Grasmere
nytheatre.com review by Sean Michael O'Donnell
July 15, 2007
59E59 is celebrating some of the American contributions to this year's Edinburgh Fringe; among those plays being previewed is Kristina Leach's Grasmere, a heavy drama exploring the imagined secretive personal life of poet William Wordsworth. While an ambitious undertaking, Grasmere suffers from leaden dialogue and awkward direction, ultimately amounting to little more than a silly, third-rate Merchant-Ivory melodrama.
In a secluded cottage in England's Lake District, William Wordsworth and his beloved sister Dorothy find their idyllic lives upset by the arrival of two old friends, Samuel T. Coleridge and Mary Hutchison. While William and Samuel pass their days composing prose, Dorothy and Mary reminisce about their childhoods. As time passes, relationships shift with Samuel trying to woo Dorothy away to Europe and Mary finding love with William. But the affections of the once-welcome visitors turn the quartet's happy reunion dark as the siblings find their strangely intimate relationship threatened.
Unfortunately the plot is just window dressing—an excuse for Leach to wax psychological regarding the creepy pseudo-psychosexual relationship between William and Dorothy. The play unfolds clumsily as a series of odd vignettes punctuated by Dorothy's odd journal entries and populated by trite, drawing room banalities and thinly drawn characters.
Noel Neeb's messy staging does little to advance the story and her unfortunate choice to keep the actors onstage at all times (even when not part of the scene) is a confusing distraction. Her chaotic direction further fails the actors who are left to flounder under the weight of the rambling script.

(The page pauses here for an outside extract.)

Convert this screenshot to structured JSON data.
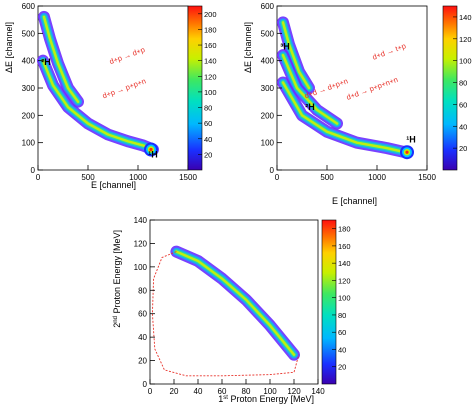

With little to work with, the cast is left to rely on Masterpiece Theatre-style conventions—longing glances, heaving bosoms, and come-and-go accents. Rachel McKinney fares best among the quartet, imbuing Dorothy with an aching desperation not found in Leach's script. She deserves better material.
Clocking in at one hour, Grasmere manages to be both too long and too short—overstaying its welcome but offering no clear resolution. And while it aims for highbrow complexities, Grasmere can only muster middlebrow muddle.